Toute l’Europe avait les yeux tournés vers Strasbourg cette semaine pour une session plénière du parlement européen très attendue. Il y avait l’élection d’une nouvelle présidente et la venue du président français Emmanuel Macron. Deux événements qui finalement ont transformé le parlement européen en terrain de jeu de la présidentielle française
Un match en trois sets
Le premier, mardi, avec l’élection de la présidente du Parlement européen. La Maltaise Roberta Metsola avait tout pour drainer un maximum de voix. Compétente bien sûr. Jeune. Femme. Il n’y a qu’une ligne qui faisait tache dans ce cv idéal : ses positions très conservatrices sur le droit à l’avortement. Mais la plupart des députés ont trouvé des raisons pour s’en accommoder. Le droit à l’avortement n’est pas une compétence européenne et la candidate leur a promis une fois élue de ranger ses opinions personnelles sur la question aux rayons des objets perdus. Et au final, Roberta Metsola a largement été élue au perchoir du parlement. Avec 458 voix…mais pas celles des Verts. Parce qu’ils ont la présidentielle en tête, les élus français de ce groupe dont Yannick Jadot candidat déclaré à l’Elysee ont poussé de toute leur force pour qu’il y ait aussi une candidate ecolo dans ce scrutin. Ce qui leur a permis de se démarquer de tous ceux qui n’ont pas eu de scrupules et qui étaient prêts à vendre leur âme pour quelques postes clé en plus. En l’occurrence ce sont les élus socialistes qu’ils avaient dans leur viseur.

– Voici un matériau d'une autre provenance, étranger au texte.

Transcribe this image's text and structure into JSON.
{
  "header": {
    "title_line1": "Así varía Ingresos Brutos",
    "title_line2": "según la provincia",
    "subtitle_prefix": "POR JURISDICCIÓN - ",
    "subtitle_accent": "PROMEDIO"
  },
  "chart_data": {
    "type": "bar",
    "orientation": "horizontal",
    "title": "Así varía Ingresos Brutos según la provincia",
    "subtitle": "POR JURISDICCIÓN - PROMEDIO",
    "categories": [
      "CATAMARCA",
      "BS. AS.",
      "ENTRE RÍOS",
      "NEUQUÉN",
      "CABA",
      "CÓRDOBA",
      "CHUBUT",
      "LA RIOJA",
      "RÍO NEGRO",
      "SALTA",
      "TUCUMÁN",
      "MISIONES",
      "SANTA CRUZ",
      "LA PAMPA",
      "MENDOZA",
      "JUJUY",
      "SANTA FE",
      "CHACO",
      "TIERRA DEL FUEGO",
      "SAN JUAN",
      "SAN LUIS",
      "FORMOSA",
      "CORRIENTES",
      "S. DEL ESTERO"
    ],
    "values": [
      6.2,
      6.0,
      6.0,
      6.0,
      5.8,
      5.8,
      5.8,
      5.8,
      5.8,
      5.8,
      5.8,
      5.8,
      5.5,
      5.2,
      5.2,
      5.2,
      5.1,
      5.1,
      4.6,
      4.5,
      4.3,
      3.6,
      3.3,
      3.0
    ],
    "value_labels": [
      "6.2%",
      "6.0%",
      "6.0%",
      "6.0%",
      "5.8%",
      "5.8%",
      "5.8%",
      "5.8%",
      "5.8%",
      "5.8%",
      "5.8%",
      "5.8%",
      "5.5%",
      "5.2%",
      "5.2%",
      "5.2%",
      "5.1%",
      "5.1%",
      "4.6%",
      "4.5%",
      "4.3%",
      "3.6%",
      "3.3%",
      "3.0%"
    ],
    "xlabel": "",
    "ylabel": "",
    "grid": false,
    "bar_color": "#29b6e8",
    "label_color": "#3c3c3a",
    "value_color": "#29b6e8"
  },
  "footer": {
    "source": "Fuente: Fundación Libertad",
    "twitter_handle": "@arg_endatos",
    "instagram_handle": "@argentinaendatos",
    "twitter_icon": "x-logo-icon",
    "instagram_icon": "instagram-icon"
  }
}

Un débat monopolisé par les Français
Pour le deuxième set, on ne change pas de terrain mais on change les équipes. Avec la montée d’Emmanuel Macron, venu présenter les priorités de la présidence française du conseil de l’Union européenne. Le Président-pas-encore-candidat-mais-c’est-pour-bientôt allait planter les jalons de l’Europe pour les 10 ans à venir. On allait voir ce qu’on allait voir et de fait on a vu un hémicycle tout électrisé par la campagne électorale française. Avec des affrontements inhabituels dans une assemblée où les politiques cherchent traditionnellement le compromis pour faire avancer leurs idées.

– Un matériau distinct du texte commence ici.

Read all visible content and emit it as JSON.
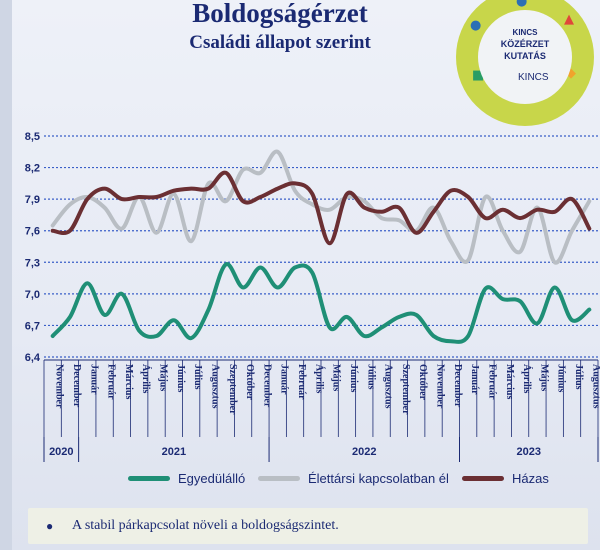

C’est vrai que dans un pays où le Président ne vient jamais ni devant l’Assemblée nationale ni devant le Sénat, la visite d’Emmanuel Macron au Parlement européen est apparue comme une occasion en or pour ses opposants à la course à l’Elysée. Le face à face qu’a voulu installer Yannick Jadot dans l’hémicycle avec Emmanuel Macron sera sans doute pour lui la seule occasion de toute la campagne électorale de débattre avec le président. Les autres candidats aussi l’ont compris. Ils ont envoyé leurs porte-flingues faire le boulot. Les 2/3 des intervenants durant le débat étaient Français. Eclipsés, les autres eurodéputés ont juste compté les points. C’est le deuxième set du match. Et là disons que tout le monde a gagné, y compris le parlement européen puisqu’il a réussi à s’inviter dans les journaux télévisés. C’est une belle prouesse.
Conséquence, L’Europe se retrouve aujourd’hui au cœur du débat de la présidentielle française
Et ça n’est pas un hasard. L’Europe avait déjà été un marqueur fort de la campagne présidentielle de 2017. La recette avait plutôt bien fonctionné pour Emmanuel Macron, qui s’apprête à remettre le couvert en 2022. D’autant que les partis politiques français ont un rapport compliqué avec l’Union européenne. Avec des pro et des anti-européens dans chaque formation. Il n’y a guère que les macronistes qui assument ouvertement leur européanitude. Le président français le sait. Il a profité de sa tribune européenne pour tenter de réinstaller le clivage entre progressistes ouverts sur le monde et vilains nationalistes renfermés sur eux même. C’est le 3ème set de ce match. Il a commencé dans l’hémicycle strasbourgeois mercredi.
Résultat final le 10 avril, au 1er tour de la présidentielle
Mais à se retrouver au milieu du terrain, l’Europe ne risque-t-elle pas de se prendre des balles perdues ? Disons que c’est plutôt sain pour le débat démocratique que l’Europe joue les premiers rôles dans une élection nationale où elle fait généralement, au mieux de la figuration, au pire elle passe complètement aux oubliettes comme chez nous par exemple. Le vrai risque, c’est que les belles annonces d’une Europe plus forte, plus affirmée, plus juste prononcées par le président français dans l’hémicycle cette semaine ne soient que des promesses électorales. Si c’était le cas, la parole du président Macron, s’il est réélu, serait considérée hors jeu.